WELT
Venezuela Regierung hebt Benzin-Preise an
Baku, 20. August, AZERTAC
Kaum etwas ist im Krisenland Venezuela einfach und günstig zu haben. Die Versorgungslage ist sehr schlecht, viele Ladenregale sind leer - und wenn es Grundnahrungsmittel wie Reis, Milch und Öl überhaupt gibt, sind sie aufgrund der Hyperinflation für viele Einwohner unerschwinglich. Benzin hingegen gibt es meistens - und praktisch gratis. Ein Liter kostet sechs Bolívar, für umgerechnet einen Euro gibt es rund eine Million Liter Treibstoff.
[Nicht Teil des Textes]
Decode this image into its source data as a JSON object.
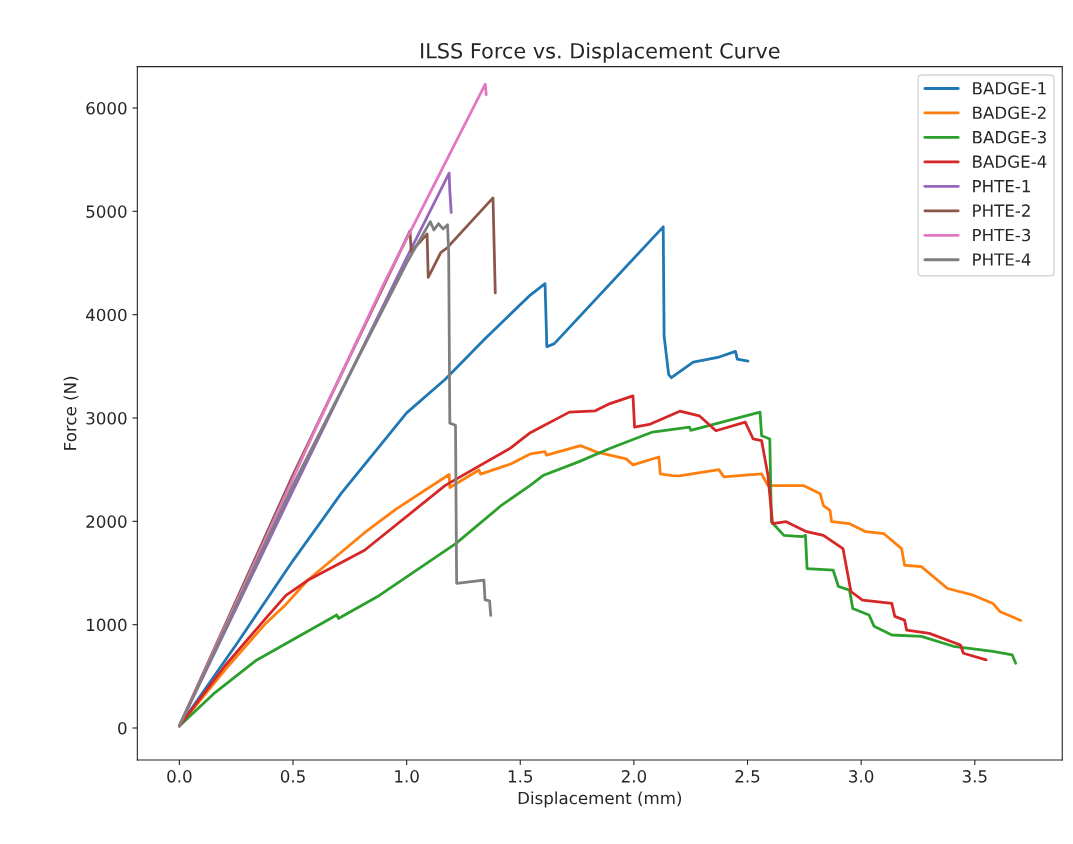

Eine Tasse Kaffee kostet genauso viel.
Doch das ändert sich von diesem Montag an. Die sozialistische Regierung unter Präsident Nicolás Maduro will die Treibstoffpreise langsam auf internationales Niveau anheben. Das ist Teil eines Maßnahmenpakets, zu dem unter anderen auch gehört, dass fünf Stellen aus der Landeswährung Bolívar gestrichen werden. Zudem wird der Bolívar an die neue Kryptowährung Petro gekoppelt.
"Ich hoffe, dass wir in zwei Jahren diese Missbildung beenden, die über lange Zeit gewachsen ist: Wir haben das Benzin praktisch verschenkt", sagte Maduro bei der Ankündigung der Pläne. In den vergangenen Tagen bildeten sich vor den Tankstellen lange Autoschlangen, viele Venezolaner tankten noch einmal zu den niedrigen Preisen voll.
Die Regierung geht davon aus, dass sie allein durch Benzinschmuggel nach Kolumbien und in die Karibik pro Jahr 18 Milliarden Dollar verliert. Registrierte Regierungsanhänger, Sozialhilfeempfänger und der öffentliche Nahverkehr sollen aber weiterhin durch direkte Subventionen unterstützt werden.
Staatsschulden müssen mit Öl beglichen werden - Venezuelas einst stolze Ölindustrie ist nur noch ein Schatten ihrer selbst. Die Fördermenge ist auf zuletzt rund 1,36 Millionen Barrel (je 159 Liter) pro Tag gesunken, den niedrigsten Stand seit mehr als 50 Jahren. Weil die staatliche Erdölfirma PDVSA seit Jahrzehnten nicht mehr in moderne Fördertechnik, Instandhaltung ihrer Anlagen und Ausbildung von Personal investiert, kann das Land mit den größten Ölreserven der Welt seinen Reichtum kaum abschöpfen.
Wegen des desolaten Zustands der Förderanlagen kann Venezuela derzeit noch nicht einmal von den wieder anziehenden Ölpreisen profitieren. Der Preisanstieg reicht nicht aus, um die Verluste durch die sinkende Förderung auszugleichen. Zudem kann Venezuela gar nicht seine gesamte Produktion auf dem freien Weltmarkt verkaufen, weil ein wesentlicher Teil schon verplant ist. So bezahlt das hoch verschuldete Land seine Kredite in Russland und China mit Öllieferungen und schickt auch dem sozialistischen Verbündeten Kuba noch immer Öl zum Vorzugspreis.